Keten lifi, yonca, buğday samanı ve çam talaşı gibi farklı biyokütle kaynaklarından organosolv muamelesi kullanılarak ligninin ekstraksiyonu, daha sonra FT-IR, DSC ve TGA test yöntemleri ile karakterize edildiği bir çalışmada, FT-IR spektrumları,

organik çözücülerin muameleleri ile elde edilen lignin numunelerinin kimyasal yapısında homojenlik göstermiştir. Literatürde ligninin, çam talaşından, buğday samanından, yoncadan ve keten elyafından organosolv muamelesi yoluyla çıkarılması konusunda çok sayıda çalışma bildirilmiştir. Elde edilen organosolv ligninin termal özellikleri ve fonksiyonel grupları incelenmiştir (Watkins vd., 2015).

2.9.2. Lignin Karakteriksleri

Stark, vd. (2016), yapmış oldukları çalışmada ligninin kimyasal yapısının ve bileşiminin elde edildiği kaynağına, ligninin türüne ve izolasyon yöntemine göre farklılık gösterdiğini ve bu yüzden de karakterizasyonun önemli olduğunu belirtmektedirler. Bir lignin numunesinin moleküler ağırlığının belirlenmesi ve bilinmesi, kimyasal yapısı araştırılmadan önce bile, polimerizasyon derecesi gibi konular hakkında bilgiler verebilir.
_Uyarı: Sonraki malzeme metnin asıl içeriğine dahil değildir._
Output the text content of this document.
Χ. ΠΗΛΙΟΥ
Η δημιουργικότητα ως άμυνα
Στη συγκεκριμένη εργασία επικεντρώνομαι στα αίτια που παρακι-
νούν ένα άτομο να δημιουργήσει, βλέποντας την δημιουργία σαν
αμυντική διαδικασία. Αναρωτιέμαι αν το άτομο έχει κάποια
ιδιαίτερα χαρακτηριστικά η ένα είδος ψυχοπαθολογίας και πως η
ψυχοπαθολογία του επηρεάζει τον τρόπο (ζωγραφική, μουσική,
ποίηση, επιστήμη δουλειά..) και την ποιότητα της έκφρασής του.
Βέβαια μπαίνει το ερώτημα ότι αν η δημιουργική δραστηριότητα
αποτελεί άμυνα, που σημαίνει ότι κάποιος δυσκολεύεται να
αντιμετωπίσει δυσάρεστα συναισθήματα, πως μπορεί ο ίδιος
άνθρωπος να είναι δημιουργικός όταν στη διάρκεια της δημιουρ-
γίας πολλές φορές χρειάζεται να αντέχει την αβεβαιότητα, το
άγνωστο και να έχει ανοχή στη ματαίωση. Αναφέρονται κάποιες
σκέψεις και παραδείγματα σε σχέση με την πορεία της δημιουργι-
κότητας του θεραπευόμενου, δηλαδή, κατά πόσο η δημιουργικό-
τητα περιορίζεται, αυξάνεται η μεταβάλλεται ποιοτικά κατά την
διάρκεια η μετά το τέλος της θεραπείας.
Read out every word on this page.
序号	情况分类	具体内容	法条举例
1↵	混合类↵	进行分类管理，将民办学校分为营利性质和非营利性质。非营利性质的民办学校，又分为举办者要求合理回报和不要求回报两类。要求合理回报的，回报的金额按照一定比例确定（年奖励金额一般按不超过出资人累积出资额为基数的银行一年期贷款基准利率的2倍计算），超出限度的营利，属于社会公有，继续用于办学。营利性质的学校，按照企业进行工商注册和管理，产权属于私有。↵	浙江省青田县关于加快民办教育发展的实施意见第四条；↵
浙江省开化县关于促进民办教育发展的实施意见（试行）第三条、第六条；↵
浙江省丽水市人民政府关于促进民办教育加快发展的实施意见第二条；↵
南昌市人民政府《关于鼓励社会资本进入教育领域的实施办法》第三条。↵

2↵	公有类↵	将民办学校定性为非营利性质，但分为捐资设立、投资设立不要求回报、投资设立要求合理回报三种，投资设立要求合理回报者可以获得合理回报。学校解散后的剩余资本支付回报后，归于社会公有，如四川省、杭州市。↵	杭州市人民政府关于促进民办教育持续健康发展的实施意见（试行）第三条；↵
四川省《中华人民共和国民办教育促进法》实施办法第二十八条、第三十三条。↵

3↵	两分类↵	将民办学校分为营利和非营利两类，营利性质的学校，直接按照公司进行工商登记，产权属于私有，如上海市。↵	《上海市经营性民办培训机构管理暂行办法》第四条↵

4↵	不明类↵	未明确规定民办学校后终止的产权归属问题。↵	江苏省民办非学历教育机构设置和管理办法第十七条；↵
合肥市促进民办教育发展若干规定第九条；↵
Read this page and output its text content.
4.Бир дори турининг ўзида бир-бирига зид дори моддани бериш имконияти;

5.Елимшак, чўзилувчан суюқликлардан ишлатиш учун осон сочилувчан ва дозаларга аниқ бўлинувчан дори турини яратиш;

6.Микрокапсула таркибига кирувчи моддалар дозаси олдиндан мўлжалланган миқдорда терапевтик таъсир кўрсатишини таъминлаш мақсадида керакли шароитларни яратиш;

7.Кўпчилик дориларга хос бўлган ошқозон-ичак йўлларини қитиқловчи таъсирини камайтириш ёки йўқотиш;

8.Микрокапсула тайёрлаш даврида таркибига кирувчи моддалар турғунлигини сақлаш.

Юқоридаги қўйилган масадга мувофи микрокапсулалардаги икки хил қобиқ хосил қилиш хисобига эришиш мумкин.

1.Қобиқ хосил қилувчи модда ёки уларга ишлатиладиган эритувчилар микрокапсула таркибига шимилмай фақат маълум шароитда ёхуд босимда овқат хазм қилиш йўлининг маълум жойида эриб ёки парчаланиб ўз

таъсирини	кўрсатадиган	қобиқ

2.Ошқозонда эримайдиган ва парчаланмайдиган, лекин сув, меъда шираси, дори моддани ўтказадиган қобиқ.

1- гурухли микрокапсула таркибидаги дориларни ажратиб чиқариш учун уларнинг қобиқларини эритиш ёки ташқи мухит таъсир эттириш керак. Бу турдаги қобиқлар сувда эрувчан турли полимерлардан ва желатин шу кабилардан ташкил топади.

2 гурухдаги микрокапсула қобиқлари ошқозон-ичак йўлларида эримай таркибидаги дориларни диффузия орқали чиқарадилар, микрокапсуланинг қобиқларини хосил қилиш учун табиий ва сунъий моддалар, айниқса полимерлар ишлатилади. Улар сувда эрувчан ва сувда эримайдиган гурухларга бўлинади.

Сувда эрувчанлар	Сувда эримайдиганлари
Kimyasal yapı karakterizasyonu en sık olarak spektroskopik yöntemler kullanılarak gerçekleştirilir. Kimyasal yapıyı anlamak, lignin kaynaklarını belirlemede, lignin numunelerinin parçalanmasında, fiziksel özellikler ile termal özellikler arasındaki ilişkiyi belirlemede, uygun modifikasyon yöntemlerini seçmede ve modifikasyonların etkinliğini belirlemede faydalı olabilmektedir. Kimyasal yapı karakterizasyon teknikleri, ultraviyole (UV) spektroskopisi, fourier dönüşümlü kızılötesi (FTIR) spektroskopisi, raman spektroskopisi, nükleer manyetik rezonans (NMR) spektroskopisi ve X ışını fotoelektron spektroskopisi (XPS) ile yapılabilmektedir. Termal ve mekanik özellikler gibi fiziksel özellikler, kimyasal yapıya bağlı olarak değişim göstermektedir. Diferansiyel taramalı kalorimetre (DSC) ve termogravimetrik analiz (TGA) genellikle ligninin termal özelliklerinin araştırılması sırasında kullan test yöntemleridir.